Isabel se vuelve hacia mí, muy pálida.

—Habéis enviado al paje porque pensáis que para mi hermano no es seguro acudir a la Torre —observa.

—Así es —contesto yo.

—Entonces debéis de pensar que nuestro Eduardo no se encuentra a salvo en la Torre.

—No lo sé. Sí. Ése es mi temor.

Bruscamente, Isabel da un paso hacia la ventana y durante un momento me recuerda a mi madre, su abuela. Posee la misma determinación, veo que busca con afán la mejor manera de actuar. Por primera vez pienso que Isabel va a ser una mujer a la que habrá que tener en cuenta. Ya ha dejado de ser una niña.

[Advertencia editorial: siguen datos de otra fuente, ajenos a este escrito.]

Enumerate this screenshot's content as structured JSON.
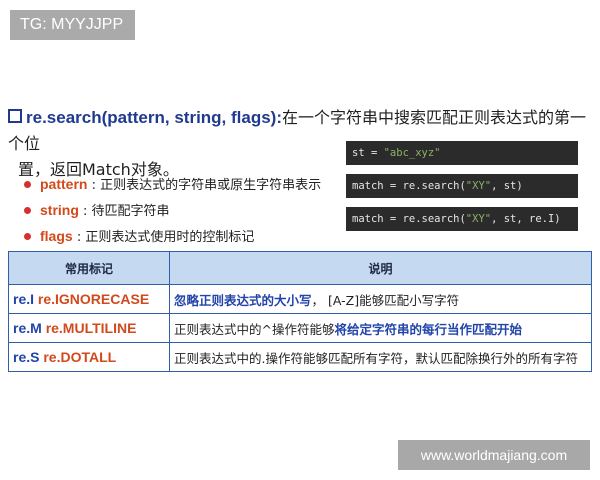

—Opino que deberíais mandar un mensaje a mi tío y solicitar un acuerdo —me dice—. Podríais pactar que nosotros le entregamos el trono si él nombra heredero suyo a Eduardo.

Yo niego con la cabeza.

—Podríais hacerlo —me dice Isabel—. Es el tío de Eduardo, un hombre de honor. Debe de estar deseando encontrar una salida a todo esto tanto como nosotras.

—No pienso renunciar al trono de Eduardo —replico en tono tajante—. Si él duque Ricardo lo quiere para sí, tendrá que apoderarse de él y deshonrarse él mismo.

—¿Y qué sucederá en ese caso? —me pregunta mi hija—. ¿Qué le ocurrirá a Eduardo? ¿Qué les ocurrirá a mis hermanas? ¿Qué me ocurrirá a mí?

—No lo sé —respondo con cautela—. Es posible que tengamos que luchar, que tengamos que discutir. Pero no vamos a renunciar, no vamos a rendirnos.

—¿Y ese niño? —dice indicando la puerta por la que ha salido el paje con la mandíbula sujeta por una banda de franela para que no pueda hablar—. ¿Se lo hemos arrebatado a su padre, lo hemos bañado y vestido, le hemos dicho que guarde silencio, mientras lo mandábamos a la muerte? ¿Es así como peleamos en esta guerra? ¿Sirviéndonos de un niño pequeño a modo de escudo? ¿Enviando a un niño pequeño a la muerte?